Thursday, 22 March 2012

40. Speaker For The Dead, Orson Scott Card.

This is the second book in the Ender's Game series. Ender is called upon to travel to Lusitania, a planet colonised by a limited population of Portugese Catholics, and inhabited by a new race, the pequeninos, who show sentience, but are being observed only, with very limited cultural or scientific influence. He is there to speak the death of Pipo, a xenologer who was studying them before his death at their hands. Ender has to determine whether the pequeninos are fundamentally capable of coexisting with humans (and whether humans can coexist with them).

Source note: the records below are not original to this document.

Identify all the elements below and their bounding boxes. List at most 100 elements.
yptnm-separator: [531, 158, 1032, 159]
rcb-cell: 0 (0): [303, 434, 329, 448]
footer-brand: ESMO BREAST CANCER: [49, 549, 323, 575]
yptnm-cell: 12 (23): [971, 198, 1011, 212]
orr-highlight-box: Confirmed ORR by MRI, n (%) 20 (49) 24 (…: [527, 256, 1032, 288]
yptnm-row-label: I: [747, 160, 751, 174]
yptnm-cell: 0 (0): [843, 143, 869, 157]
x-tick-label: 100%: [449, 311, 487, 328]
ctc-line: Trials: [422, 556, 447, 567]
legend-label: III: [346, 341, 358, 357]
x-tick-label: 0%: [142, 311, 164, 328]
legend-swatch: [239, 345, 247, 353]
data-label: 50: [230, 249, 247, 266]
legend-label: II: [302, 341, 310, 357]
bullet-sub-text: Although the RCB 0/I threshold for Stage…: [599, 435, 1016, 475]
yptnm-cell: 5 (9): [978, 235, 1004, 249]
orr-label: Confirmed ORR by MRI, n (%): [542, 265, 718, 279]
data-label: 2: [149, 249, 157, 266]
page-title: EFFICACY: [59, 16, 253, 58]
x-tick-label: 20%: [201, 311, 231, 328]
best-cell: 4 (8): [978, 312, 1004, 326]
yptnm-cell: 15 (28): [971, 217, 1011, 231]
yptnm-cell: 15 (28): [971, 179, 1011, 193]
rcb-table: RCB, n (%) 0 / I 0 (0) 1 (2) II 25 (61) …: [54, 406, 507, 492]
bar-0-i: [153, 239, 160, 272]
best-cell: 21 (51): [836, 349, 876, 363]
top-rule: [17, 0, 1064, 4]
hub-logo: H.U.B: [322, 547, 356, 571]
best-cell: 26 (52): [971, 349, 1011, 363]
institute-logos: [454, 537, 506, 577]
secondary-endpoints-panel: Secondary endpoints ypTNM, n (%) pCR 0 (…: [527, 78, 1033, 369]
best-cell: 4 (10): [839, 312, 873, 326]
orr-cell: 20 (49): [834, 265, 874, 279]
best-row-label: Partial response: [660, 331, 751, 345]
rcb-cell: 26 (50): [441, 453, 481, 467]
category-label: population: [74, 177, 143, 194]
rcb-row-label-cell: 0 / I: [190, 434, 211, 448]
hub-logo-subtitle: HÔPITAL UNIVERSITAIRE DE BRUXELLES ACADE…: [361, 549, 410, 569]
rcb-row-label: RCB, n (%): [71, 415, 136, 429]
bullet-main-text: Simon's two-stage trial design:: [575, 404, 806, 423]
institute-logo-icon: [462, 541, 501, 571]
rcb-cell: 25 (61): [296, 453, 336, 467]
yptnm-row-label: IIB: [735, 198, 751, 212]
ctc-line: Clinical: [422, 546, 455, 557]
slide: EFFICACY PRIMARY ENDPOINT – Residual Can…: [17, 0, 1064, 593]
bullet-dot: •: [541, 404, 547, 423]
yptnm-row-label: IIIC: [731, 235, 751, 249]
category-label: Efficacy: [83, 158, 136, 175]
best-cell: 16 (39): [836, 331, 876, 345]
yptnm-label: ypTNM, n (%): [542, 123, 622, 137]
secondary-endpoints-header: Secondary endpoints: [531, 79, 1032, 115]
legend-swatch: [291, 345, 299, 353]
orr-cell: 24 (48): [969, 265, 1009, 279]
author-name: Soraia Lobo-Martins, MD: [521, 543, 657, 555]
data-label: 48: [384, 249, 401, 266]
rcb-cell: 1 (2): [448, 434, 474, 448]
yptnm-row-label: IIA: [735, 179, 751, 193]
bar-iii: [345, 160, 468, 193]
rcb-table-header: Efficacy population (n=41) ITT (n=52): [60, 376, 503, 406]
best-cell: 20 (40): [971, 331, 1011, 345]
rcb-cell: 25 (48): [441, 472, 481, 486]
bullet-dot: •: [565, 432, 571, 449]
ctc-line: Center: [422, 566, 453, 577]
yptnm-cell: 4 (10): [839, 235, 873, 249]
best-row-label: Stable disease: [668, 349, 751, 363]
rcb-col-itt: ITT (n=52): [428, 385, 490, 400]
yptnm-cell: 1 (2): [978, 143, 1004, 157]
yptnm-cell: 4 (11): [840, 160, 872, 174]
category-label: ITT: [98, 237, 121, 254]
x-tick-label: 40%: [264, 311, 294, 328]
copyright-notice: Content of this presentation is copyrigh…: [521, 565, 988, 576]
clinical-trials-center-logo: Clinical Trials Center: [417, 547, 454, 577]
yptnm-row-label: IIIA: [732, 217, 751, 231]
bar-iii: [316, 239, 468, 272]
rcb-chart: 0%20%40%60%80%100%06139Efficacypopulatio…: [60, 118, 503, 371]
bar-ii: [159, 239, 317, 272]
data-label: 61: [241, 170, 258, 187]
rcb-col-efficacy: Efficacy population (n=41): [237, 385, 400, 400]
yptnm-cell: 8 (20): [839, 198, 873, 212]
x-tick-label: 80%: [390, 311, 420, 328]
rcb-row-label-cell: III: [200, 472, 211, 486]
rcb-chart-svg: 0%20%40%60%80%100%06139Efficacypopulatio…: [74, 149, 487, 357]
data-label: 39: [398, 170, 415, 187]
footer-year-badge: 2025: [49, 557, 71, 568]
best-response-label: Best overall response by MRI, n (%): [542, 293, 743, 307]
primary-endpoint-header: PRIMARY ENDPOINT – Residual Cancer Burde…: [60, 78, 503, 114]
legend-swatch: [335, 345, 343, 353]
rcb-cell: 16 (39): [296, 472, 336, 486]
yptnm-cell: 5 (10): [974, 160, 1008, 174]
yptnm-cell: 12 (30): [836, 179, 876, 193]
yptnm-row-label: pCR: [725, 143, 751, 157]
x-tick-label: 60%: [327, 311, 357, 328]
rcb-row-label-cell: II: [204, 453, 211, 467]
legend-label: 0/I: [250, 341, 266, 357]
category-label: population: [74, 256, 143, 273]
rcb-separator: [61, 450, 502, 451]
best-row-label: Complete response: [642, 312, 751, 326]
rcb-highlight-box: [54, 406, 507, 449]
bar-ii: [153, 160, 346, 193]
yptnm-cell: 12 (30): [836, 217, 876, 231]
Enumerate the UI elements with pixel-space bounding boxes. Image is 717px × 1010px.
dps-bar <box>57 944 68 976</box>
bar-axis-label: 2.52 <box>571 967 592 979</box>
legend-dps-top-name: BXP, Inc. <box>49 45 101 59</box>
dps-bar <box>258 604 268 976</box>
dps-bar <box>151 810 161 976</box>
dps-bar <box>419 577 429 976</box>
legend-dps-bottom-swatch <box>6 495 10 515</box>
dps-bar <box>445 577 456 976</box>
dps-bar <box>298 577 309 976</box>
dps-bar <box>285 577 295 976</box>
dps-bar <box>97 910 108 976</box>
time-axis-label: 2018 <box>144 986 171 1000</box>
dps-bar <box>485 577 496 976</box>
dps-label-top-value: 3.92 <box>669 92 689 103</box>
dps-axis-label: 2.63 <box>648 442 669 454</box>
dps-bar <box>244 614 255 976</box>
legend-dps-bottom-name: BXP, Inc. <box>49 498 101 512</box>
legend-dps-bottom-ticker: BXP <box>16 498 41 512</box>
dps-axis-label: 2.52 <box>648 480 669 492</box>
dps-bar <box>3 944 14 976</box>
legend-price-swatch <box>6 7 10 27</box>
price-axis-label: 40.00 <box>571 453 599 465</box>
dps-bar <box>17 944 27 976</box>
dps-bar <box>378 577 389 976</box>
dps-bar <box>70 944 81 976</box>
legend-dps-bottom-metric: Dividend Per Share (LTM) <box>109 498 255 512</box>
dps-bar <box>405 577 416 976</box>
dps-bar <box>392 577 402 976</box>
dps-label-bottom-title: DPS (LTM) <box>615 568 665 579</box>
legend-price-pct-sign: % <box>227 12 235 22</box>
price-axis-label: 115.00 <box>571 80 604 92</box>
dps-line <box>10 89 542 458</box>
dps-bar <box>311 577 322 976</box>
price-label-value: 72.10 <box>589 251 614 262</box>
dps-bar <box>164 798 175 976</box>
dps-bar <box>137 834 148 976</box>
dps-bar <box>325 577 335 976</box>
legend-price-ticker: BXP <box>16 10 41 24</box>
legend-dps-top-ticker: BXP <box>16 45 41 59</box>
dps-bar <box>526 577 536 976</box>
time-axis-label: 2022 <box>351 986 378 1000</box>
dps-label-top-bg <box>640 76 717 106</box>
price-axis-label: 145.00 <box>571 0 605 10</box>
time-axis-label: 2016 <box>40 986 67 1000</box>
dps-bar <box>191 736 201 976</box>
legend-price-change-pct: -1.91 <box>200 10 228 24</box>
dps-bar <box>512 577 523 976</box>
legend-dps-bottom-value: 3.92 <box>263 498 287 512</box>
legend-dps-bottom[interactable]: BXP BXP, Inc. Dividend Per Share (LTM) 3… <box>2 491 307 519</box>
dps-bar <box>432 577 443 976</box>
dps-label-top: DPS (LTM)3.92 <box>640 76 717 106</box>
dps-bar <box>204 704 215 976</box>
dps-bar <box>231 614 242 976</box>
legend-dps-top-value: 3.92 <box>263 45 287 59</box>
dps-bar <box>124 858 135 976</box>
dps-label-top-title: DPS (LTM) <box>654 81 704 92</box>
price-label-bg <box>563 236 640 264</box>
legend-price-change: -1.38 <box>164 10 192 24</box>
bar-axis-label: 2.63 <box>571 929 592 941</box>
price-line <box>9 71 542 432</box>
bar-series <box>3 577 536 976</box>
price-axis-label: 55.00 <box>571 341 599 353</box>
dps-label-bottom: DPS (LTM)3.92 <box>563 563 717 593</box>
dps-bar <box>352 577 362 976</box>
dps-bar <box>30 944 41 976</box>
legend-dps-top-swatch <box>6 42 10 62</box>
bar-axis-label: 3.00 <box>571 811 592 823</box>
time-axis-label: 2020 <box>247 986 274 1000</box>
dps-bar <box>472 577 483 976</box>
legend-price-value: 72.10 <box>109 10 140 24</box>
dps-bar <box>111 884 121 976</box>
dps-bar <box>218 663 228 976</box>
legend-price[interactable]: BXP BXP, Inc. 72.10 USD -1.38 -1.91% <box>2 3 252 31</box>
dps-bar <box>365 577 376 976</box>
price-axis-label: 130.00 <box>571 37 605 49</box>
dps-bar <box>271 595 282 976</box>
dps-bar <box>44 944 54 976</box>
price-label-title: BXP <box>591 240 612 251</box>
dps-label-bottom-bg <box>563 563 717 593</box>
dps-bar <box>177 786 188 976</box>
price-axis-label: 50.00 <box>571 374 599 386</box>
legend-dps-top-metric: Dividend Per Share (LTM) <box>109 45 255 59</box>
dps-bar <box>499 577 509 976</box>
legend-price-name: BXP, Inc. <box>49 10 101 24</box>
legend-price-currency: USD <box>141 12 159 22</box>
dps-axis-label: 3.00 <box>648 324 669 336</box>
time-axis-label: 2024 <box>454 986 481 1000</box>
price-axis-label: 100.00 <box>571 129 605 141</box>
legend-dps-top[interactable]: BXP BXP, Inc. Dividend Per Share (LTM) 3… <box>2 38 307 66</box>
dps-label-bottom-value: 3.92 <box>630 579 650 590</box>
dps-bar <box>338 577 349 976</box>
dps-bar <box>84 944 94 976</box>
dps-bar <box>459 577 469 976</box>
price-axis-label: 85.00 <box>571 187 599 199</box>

This book is a lot more philosophical than Ender's Game, and a lot less action-packed. It's still very good, but not in the same fashion. It explores the concept of a hierarchy of closeness, going from 'the same species on the same planet', 'the same species on a different planet', 'a different species that we can nonetheless communicate and reason with', and 'a different species that we cannot communicate or reason with', with the idea that it's only morally correct to destroy beings of the last group, varelse, if the choice is to let them live to destroy other life, or destroy them first.

It also goes quite far into what family is, and what can make up a family, by studying a local woman, Novinha, and her children, who are all inextricably entangled with the pequeninos, and thus, Ender. Again, the interpersonal relationships are complex and satisfying, and the new characters are quickly just as dear as the older.